Allen Memorial Art Museum Publishes My Story
Peter Paul Rubens, The Finding of Erichthonius, oil on
canvas, 1632, Allen Memorial Art Museum, Oberlin, OH
Allen Memorial Art Museum in Oberlin, OH invited alumni to tell how work in its collection had impacted them. Their collection proved to be an amazing teacher. The big lesson I learned is to take exquisite care about how I go about telling a story with my painting.
Yesterday the museum posted my reminiscence on its Facebook page. Here's what I wrote:
The temptation is always to run straight towards your goal. Sometimes that works, but often it leaves you wide of the mark, especially in art.
This lesson hit me over the head when I was just starting out as a painter when I was a studio art major at Oberlin. The Allen Memorial Art Museum has the most remarkable and troubling painting by the 17th-century artist Rubens, 'The Finding of Erichthonius,' from 1632.
I saw it almost daily and I was always a little creeped out by it. Its subject involves the finding of the snake-tailed baby by the three daughters of King Cecrops in a tale from Greek mythology. The story ends badly with the startled daughters driven to madness.

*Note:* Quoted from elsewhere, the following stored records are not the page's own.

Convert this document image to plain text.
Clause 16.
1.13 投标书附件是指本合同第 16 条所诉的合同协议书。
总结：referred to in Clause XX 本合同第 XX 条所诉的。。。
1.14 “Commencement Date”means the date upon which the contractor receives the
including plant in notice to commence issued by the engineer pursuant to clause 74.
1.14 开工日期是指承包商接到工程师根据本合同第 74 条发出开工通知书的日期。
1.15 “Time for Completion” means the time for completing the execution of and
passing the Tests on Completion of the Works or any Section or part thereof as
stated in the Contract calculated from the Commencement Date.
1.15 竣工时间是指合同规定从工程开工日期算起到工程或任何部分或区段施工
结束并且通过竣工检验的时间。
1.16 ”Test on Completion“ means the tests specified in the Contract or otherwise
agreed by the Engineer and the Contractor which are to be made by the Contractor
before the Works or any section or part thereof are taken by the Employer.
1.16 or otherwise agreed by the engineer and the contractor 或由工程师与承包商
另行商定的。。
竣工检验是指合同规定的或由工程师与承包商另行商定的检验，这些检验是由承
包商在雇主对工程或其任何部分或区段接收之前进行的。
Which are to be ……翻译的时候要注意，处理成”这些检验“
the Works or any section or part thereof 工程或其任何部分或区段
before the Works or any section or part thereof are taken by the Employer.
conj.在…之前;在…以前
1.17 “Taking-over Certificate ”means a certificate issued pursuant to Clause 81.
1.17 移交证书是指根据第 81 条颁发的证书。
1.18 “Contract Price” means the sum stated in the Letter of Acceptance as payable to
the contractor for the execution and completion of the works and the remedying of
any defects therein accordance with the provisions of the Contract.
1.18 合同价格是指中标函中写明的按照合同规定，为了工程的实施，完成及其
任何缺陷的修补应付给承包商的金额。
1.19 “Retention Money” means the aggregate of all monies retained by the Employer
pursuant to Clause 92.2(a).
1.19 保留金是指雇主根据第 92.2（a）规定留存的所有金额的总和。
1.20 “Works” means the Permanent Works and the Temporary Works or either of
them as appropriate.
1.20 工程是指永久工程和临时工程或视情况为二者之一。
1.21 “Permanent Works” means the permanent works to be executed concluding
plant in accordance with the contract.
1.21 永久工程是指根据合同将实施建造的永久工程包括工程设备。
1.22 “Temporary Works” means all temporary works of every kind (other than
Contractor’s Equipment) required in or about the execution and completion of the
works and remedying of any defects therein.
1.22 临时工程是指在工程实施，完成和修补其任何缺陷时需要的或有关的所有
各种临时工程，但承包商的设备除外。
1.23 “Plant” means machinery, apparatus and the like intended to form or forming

I would have preferred to avoid such unpleasantness, but the painting had an odd power to pull me back to look at it yet another time.
The clashing of opposite qualities can be the engine that energizes a painting's story. Right next to the infant creature one of the unknowing daughters kneels down adorned in the most spectacularly painted golden silk dress. Rubens chose a visually spellbinding outfit to lure his viewers in and to heighten the contrast when the baby's gruesome tail is revealed.
Yet this works on several levels- within the fabric's sheen he created curved shapes in the folds of cloth that mimic the pose of the baby's tail. They are opposites but this repetition cements what will be a powerful encounter.
I've taken this lesson from Rubens' painting with me as I've painted over the last decades. Here's an example-
Philip Koch, Bright Morning, oil on canvas, 36 x 54 inches, 2019
This house just down the road from my studio bathed in strikingly intense sunlight totally delighted my eye. I wanted to make a painting with that as its focus.
I recalled how the Rubens painting had invited us first to look at the woman's elegant billowing dress instead taking us straight to his serpent baby. In my painting I had us first encounter this shadowy evergreen in the foreground. The tree needed to be enlarged and I pushed the highlights on its branches darker and cooler in color than they actually were. Still needing to intensify the sunlight I called for reinforcements, inventing a companion white house at the far right.